The Steelers only won but one game in Noll’s first season as head coach in 1969—not that they had had much experience winning games prior to his arrival. But it wouldn’t be long before he and those around him would begin to turn things around. They would win their first postseason game in franchise history in 1972. In 1974, they would become champions. And then again in 1975. In 1978, the Steelers became the first franchise in NFL history to win the Super Bowl three times, and they added a fourth for good measure in the year following.

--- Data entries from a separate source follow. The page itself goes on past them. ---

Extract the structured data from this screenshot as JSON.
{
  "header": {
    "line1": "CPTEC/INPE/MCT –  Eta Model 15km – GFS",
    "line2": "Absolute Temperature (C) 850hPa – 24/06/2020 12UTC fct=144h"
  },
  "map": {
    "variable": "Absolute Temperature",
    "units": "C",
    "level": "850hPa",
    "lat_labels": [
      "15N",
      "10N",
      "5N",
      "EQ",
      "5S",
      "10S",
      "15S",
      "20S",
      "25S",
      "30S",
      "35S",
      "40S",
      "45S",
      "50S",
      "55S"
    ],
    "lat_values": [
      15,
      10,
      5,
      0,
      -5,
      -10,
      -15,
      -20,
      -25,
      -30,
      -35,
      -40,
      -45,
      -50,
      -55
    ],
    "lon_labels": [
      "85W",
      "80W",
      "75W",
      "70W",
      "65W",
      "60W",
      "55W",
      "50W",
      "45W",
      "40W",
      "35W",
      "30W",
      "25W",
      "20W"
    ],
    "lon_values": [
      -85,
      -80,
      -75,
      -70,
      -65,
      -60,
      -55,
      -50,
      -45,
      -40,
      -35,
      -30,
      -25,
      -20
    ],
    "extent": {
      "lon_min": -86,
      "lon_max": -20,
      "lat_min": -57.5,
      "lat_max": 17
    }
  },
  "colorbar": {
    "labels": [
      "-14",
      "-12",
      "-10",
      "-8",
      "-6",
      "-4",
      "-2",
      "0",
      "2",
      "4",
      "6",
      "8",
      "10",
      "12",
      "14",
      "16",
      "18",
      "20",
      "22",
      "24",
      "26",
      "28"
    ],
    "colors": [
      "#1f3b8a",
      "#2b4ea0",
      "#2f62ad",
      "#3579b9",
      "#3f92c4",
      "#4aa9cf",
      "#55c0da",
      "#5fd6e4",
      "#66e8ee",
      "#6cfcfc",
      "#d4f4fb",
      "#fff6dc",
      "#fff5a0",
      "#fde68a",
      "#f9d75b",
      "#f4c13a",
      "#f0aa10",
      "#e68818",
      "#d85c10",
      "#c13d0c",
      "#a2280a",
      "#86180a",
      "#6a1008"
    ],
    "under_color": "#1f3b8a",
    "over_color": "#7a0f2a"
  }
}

Though he continued to coach the Steelers for another dozen-odd years after that, Noll would never make it back to the Super Bowl, but his successor, Bill Cowher, would. As would Cowher’s successor, Mike Tomlin. Each of the three have added to the display case in the South Side facility that plays host to the organization’s NFL-record six Lombardi trophies, and only the Green Bay Packers and Dallas Cowboys can claim to have done so under three different head coaches.
Each of these men have taken the Steelers to the Super Bowl on multiple occasions, something that neither the head coaches of the Packers or Cowboys could also claim, though they are still looking to become the third franchise to have multiple head coaches win multiple Super Bowls. Both the New York Giants and San Francisco 49ers have done that.

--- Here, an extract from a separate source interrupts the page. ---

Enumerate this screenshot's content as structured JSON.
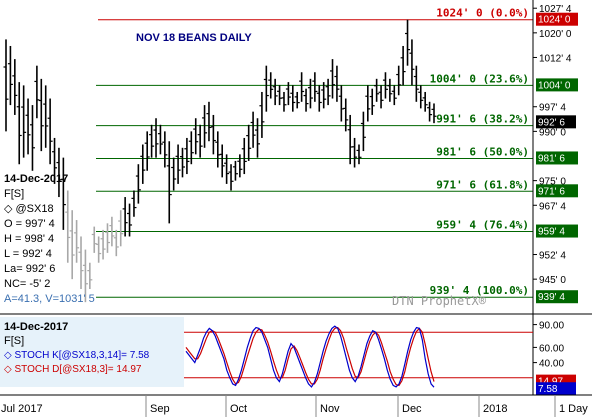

The Steelers currently are tied with the New England Patriots for the most playoff victories in NFL history, and all of them are attributable to these three men. Noll posted a 16-8 record in the postseason, making the playoffs 12 times in his 23 years as head coach. Cowher went 12-9, making the playoffs in 15 of 19 seasons.
Tomlin is still writing his legacy, but is currently 8-7 in 15 playoff games, having gone to the playoffs in eight of his 12 seasons in Pittsburgh, which did not include the 2018 season by the slimmest of margins, finishing a half-game behind the Baltimore Ravens for the division title.
Tomlin has gone 3-5 in the postseason over the course of the past eight years, a run that includes three seasons of no playoffs. He has won multiple playoff games in three of his 12 seasons, most recently in 2016 when the Steelers advanced to the AFC Championship game.
After a dozen years in Pittsburgh, Tomlin’s tenure is being questioned. So was Cowher’s toward the end of his first decade in the city after missing the postseason in three straight years, but patience would eventually pay off five years on in the former of a Super Bowl XL victory, the organization’s first Lombardi in 26 years.